The lecture was officially opened by the Head of the Linguistics Master’s Program, Prof. Dr. Suhandano, M.A. In his remarks, he encouraged participants to collaborate in advancing linguistic research and to make the most of the opportunity to learn from the invited speaker.
In her presentation, Dr. Zara first highlighted the major challenges in building multilingual spoken corpora. She explained that such corpora are notoriously difficult to annotate and describe. The difficulties include managing non-verbal cues in transcripts, converting oral communication rules into written systems across different languages, transcriber subjectivity, and the significant amount of time required for manual transcription.
She then presented findings from her research on Indonesian Language for Foreign Speakers (BIPA) classroom data. According to her, teachers’ speech is part of their professional identity, and training data can shape perceptions of teaching practice as well as teachers’ understanding of their own work. This, she noted, calls for sensitive approaches to avoid negative impacts on employment and professional reputation.

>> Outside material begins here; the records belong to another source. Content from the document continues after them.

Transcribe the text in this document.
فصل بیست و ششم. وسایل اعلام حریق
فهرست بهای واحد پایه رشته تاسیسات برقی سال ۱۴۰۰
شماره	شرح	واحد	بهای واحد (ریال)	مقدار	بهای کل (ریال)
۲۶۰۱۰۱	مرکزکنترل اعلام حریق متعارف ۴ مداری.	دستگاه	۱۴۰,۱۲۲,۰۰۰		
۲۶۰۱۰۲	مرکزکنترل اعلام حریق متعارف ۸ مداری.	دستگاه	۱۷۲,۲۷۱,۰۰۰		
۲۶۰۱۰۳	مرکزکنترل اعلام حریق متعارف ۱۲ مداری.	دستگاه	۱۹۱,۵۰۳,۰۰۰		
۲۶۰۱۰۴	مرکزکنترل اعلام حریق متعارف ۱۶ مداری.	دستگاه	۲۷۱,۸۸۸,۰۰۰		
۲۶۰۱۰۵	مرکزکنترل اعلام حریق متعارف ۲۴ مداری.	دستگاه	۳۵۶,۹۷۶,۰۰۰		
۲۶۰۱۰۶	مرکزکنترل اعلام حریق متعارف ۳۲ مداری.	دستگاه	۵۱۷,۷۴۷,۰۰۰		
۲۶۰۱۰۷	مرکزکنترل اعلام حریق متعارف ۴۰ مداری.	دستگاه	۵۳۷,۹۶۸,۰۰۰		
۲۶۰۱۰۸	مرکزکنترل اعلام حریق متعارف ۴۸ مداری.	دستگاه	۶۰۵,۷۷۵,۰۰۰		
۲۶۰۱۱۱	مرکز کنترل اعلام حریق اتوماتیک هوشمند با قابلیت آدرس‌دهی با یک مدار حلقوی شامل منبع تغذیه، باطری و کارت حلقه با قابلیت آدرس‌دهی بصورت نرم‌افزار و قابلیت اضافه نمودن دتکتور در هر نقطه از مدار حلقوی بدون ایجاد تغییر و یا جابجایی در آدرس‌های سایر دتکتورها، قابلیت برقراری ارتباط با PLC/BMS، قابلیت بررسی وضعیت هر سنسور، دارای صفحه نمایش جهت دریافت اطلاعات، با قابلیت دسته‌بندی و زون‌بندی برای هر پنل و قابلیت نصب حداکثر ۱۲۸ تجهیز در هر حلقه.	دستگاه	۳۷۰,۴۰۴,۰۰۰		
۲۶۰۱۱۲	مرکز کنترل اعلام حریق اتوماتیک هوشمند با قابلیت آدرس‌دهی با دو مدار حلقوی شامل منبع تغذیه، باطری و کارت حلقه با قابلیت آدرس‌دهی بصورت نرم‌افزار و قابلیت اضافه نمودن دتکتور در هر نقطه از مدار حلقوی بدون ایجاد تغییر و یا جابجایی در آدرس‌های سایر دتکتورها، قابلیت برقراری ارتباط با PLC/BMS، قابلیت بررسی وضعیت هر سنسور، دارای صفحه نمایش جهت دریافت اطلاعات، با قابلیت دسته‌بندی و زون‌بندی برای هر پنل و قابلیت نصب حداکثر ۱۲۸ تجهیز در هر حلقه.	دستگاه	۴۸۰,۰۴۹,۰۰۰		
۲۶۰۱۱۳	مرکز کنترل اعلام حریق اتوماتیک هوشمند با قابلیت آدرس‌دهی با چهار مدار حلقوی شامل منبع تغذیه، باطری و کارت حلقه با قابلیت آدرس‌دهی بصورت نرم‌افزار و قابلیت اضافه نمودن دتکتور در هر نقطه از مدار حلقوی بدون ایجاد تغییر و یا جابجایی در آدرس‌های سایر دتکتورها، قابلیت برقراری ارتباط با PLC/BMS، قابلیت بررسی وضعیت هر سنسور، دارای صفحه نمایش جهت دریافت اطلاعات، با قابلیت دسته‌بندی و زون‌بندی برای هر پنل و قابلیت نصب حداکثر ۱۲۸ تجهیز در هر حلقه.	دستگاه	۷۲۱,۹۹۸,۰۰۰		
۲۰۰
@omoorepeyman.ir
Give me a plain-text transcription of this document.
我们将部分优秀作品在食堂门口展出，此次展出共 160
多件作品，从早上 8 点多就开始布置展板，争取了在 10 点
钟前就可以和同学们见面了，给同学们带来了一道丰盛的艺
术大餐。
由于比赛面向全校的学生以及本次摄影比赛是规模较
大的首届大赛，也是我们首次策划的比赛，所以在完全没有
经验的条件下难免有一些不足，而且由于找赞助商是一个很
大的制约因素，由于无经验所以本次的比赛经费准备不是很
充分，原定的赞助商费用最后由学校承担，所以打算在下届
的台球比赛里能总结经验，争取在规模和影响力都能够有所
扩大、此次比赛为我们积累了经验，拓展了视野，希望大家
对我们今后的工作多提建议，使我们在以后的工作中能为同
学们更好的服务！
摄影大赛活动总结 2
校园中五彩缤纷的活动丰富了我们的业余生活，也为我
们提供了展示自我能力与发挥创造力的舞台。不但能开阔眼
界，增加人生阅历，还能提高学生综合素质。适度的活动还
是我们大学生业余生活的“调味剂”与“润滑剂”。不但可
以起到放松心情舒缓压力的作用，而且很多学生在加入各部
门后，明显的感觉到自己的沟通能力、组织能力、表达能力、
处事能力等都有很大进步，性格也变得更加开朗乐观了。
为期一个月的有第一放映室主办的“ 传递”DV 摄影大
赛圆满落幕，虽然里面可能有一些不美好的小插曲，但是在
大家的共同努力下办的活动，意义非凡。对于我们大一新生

Despite these challenges, Dr. Zara emphasized the empirical benefits of such research. The findings provide valuable insights for teachers, curriculum developers, educational researchers, and policymakers. Moreover, the study helps advance the teaching of Indonesian, contributes to resources for bilingual natural language processing (NLP), and places education at the center of technological applications in the field of language.